Moder i Karbownik zadebiutowali w Brighton & Hove Albion. Menedżer zadowolony z Polaków
2021-02-10 21:24:44; Aktualizacja: 3 lata temuJakub Moder i Michał Karbownik rozegrali swój pierwszy oficjalny mecz w barwach Brighton przeciwko Leicester City (0:1) w Pucharze Anglii.
Reprezentanci Polski zostali zakontraktowani przez klub z Premier League w ostatnim dniu letniego okna transferowego i od razu trafili na wypożyczenie do swoich dotychczasowych zespołów w postaci odpowiednio Lecha Poznań oraz Legii Warszawa.
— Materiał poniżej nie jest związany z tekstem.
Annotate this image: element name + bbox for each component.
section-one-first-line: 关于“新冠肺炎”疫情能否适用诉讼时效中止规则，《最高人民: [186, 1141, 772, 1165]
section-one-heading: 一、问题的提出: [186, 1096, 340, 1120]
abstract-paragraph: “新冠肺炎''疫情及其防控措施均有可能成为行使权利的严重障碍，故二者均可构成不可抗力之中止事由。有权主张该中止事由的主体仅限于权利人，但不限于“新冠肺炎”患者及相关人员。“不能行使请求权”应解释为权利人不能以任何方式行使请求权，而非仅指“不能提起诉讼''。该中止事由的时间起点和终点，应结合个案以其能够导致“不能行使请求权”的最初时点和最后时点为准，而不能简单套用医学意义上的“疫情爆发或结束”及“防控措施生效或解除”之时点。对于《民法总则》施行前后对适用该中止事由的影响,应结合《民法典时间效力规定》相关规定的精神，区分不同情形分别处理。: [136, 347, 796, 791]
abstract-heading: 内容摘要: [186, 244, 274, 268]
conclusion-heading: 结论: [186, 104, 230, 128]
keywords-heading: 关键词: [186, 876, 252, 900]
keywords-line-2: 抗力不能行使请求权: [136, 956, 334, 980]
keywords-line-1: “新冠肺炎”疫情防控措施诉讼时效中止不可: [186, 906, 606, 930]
Wszechstronni zawodnicy mieli spędzić w ekstraklasowych drużynach cały trwający sezon. Przedstawiciele „Mew” zapewnili sobie jednak możliwość do skrócenia ich dalszego pobytu w rodzimym kraju i zdecydowali się z niego skorzystać w styczniu.
Najpierw na Falmer Stadium zawitał Jakub Moder i niedługo później dołączył do niego Michał Karbownik.Popularne
Obaj panowie regularnie trenują z ekipą prowadzoną przez Grahama Pottera i do tej pory za swój największy sukces mogli uznać znalezienie się w kadrze meczowej na pojedynki w ramach Premier League.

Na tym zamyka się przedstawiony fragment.